Permanent ischemia was induced in rats with femoral arterial removal, and magnetic resonance (MR) imaging was performed after 1, 7, 14, and 90 days. Gadopentetate dimeglumine was injected, and the kinetics of its penetration in the leg were studied. Phosphorus 31 spectroscopy was performed to determine the bioenergetic characteristics of the gastrocnemius muscle at rest and stimulation. Ischemic muscles were then processed for electron microscopy.
After ischemia induction, a hyperintense area that progressively decreased was present on T2-weighted images. Gadopentetate dimeglumine improved the signal intensity of the area. Three months after arterial occlusion, the contrast-enhanced images still showed microvessels highly permeable to the tracers. Spectroscopic data revealed that 3 months after arterial removal, the bioenergetic reserve of the gastrocnemius muscle was reduced, suggesting that the contrast-enhanced MR imaging-visible area is functionally relevant.
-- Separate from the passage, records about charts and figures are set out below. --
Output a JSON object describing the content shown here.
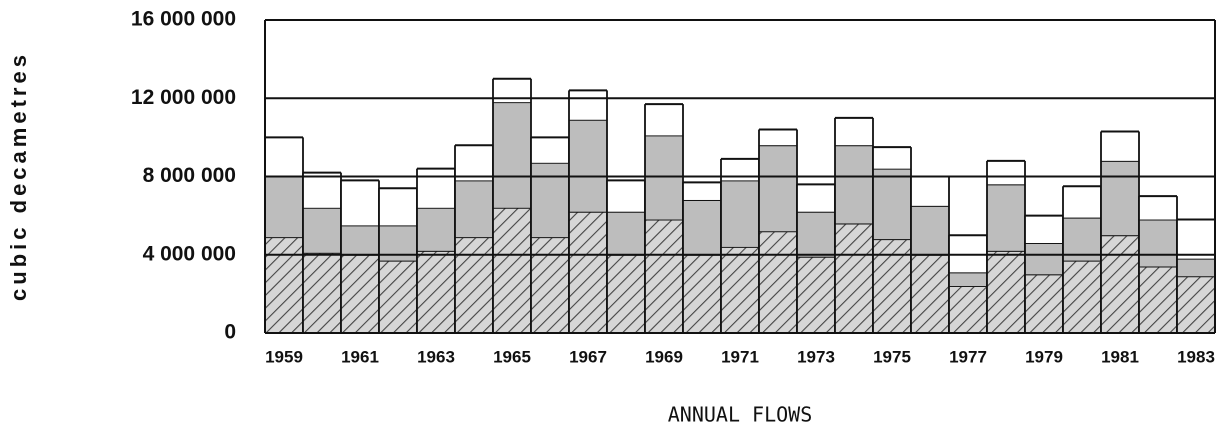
{
  "chart_data": {
    "type": "stacked_bar",
    "y_label": "cubic decametres",
    "x_label": "ANNUAL FLOWS",
    "categories": [
      "1959",
      null,
      "1961",
      null,
      "1963",
      null,
      "1965",
      null,
      "1967",
      null,
      "1969",
      null,
      "1971",
      null,
      "1973",
      null,
      "1975",
      null,
      "1977",
      null,
      "1979",
      null,
      "1981",
      null,
      "1983"
    ],
    "series": [
      {
        "color": "#555555",
        "pattern": "hatch",
        "values": [
          4900000,
          4100000,
          4000000,
          3700000,
          4200000,
          4900000,
          6400000,
          4900000,
          6200000,
          4000000,
          5800000,
          4000000,
          4400000,
          5200000,
          3900000,
          5600000,
          4800000,
          4000000,
          2400000,
          4200000,
          3000000,
          3700000,
          5000000,
          3400000,
          2900000
        ]
      },
      {
        "color": "#bdbdbd",
        "values": [
          3100000,
          2300000,
          1500000,
          1800000,
          2200000,
          2900000,
          5400000,
          3800000,
          4700000,
          2200000,
          4300000,
          2800000,
          3400000,
          4400000,
          2300000,
          4000000,
          3600000,
          2500000,
          700000,
          3400000,
          1600000,
          2200000,
          3800000,
          2400000,
          900000
        ]
      },
      {
        "color": "#ffffff",
        "values": [
          2000000,
          1800000,
          2300000,
          1900000,
          2000000,
          1800000,
          1200000,
          1300000,
          1500000,
          1600000,
          1600000,
          900000,
          1100000,
          800000,
          1400000,
          1400000,
          1100000,
          1500000,
          1900000,
          1200000,
          1400000,
          1600000,
          1500000,
          1200000,
          2000000
        ]
      }
    ],
    "ylim": [
      0,
      16000000
    ],
    "yticks": [
      0,
      {
        "value": 4000000,
        "label": "4 000 000"
      },
      {
        "value": 8000000,
        "label": "8 000 000"
      },
      {
        "value": 12000000,
        "label": "12 000 000"
      },
      {
        "value": 16000000,
        "label": "16 000 000"
      }
    ],
    "grid": true
  }
}
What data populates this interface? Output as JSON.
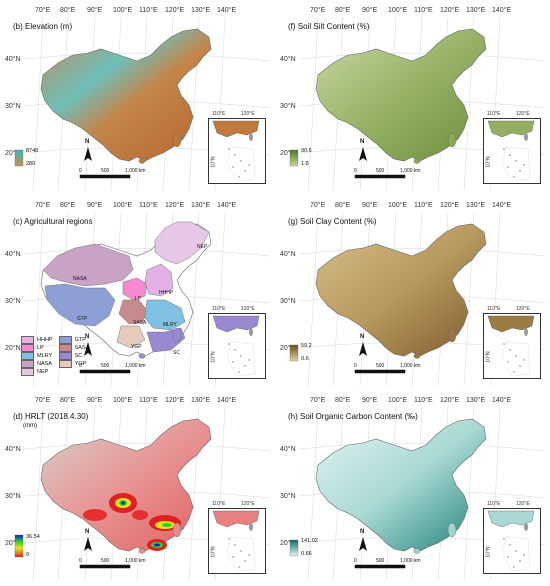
{
  "panels": {
    "b": {
      "title": "(b) Elevation (m)",
      "legend_max": "8748",
      "legend_min": "280"
    },
    "f": {
      "title": "(f) Soil Silt Content (%)",
      "legend_max": "90.6",
      "legend_min": "1.8"
    },
    "c": {
      "title": "(c) Agricultural regions"
    },
    "g": {
      "title": "(g) Soil Clay Content (%)",
      "legend_max": "59.2",
      "legend_min": "0.6"
    },
    "d": {
      "title": "(d) HRLT (2018.4.30)",
      "unit": "(mm)",
      "legend_max": "36.54",
      "legend_min": "0"
    },
    "h": {
      "title": "(h) Soil Organic Carbon Content (‰)",
      "legend_max": "141.02",
      "legend_min": "0.66"
    }
  },
  "lon_labels": [
    "70°E",
    "80°E",
    "90°E",
    "100°E",
    "110°E",
    "120°E",
    "130°E",
    "140°E"
  ],
  "lat_labels": [
    "40°N",
    "30°N",
    "20°N"
  ],
  "inset_labels": {
    "lon1": "110°E",
    "lon2": "120°E",
    "lat": "10°N"
  },
  "north_label": "N",
  "scale": {
    "zero": "0",
    "mid": "500",
    "end": "1,000 km"
  },
  "regions": [
    {
      "code": "HHHP",
      "color": "#e3b1e6"
    },
    {
      "code": "GTP",
      "color": "#8e9fd6"
    },
    {
      "code": "LP",
      "color": "#f58ad0"
    },
    {
      "code": "SASA",
      "color": "#c98a8e"
    },
    {
      "code": "MLRY",
      "color": "#7fc0e3"
    },
    {
      "code": "SC",
      "color": "#9a88d1"
    },
    {
      "code": "NASA",
      "color": "#c9a3c6"
    },
    {
      "code": "YGP",
      "color": "#e6cbbd"
    },
    {
      "code": "NEP",
      "color": "#e6c8e6"
    }
  ],
  "colors": {
    "elev_high": "#3db3b3",
    "elev_low": "#b86a2a",
    "silt_high": "#4b7a22",
    "silt_low": "#b4cc8a",
    "clay_high": "#6e4a1c",
    "clay_low": "#d9c89a",
    "soc_high": "#0d6a63",
    "soc_low": "#e3f3f1"
  }
}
Ultrastructural examination revealed persistent muscle damage and signs of chronic microangiopathy.
After ischemia induction, the restitutio ad integrum is not complete, and delayed muscle injuries can result from arterial insufficiency.
评估因动脉病变导致的血管系统在对示踪剂的通透性方面是否与正常血管系统存在差异,以及最终的差异是否会长期持续存在。
通过切除大鼠股动脉诱导永久性缺血,并在1、7、14和90天后进行磁共振(MR)成像。注射钆喷酸葡胺,研究其在腿部的渗透动力学。进行磷31光谱分析以确定腓肠肌在静息和刺激状态下的生物能量特征。然后对缺血肌肉进行电子显微镜检查。
缺血诱导后,T2加权图像上出现一个逐渐减小的高信号区域。钆喷酸葡胺改善了该区域的信号强度。动脉闭塞三个月后,对比增强图像仍显示微血管对示踪剂具有高通透性。光谱数据显示,动脉切除三个月后,腓肠肌的生物能量储备减少,这表明对比增强MR成像可见区域具有功能相关性。超微结构检查显示持续的肌肉损伤和慢性微血管病迹象。
缺血诱导后,恢复并不完全,动脉供血不足可导致延迟性肌肉损伤。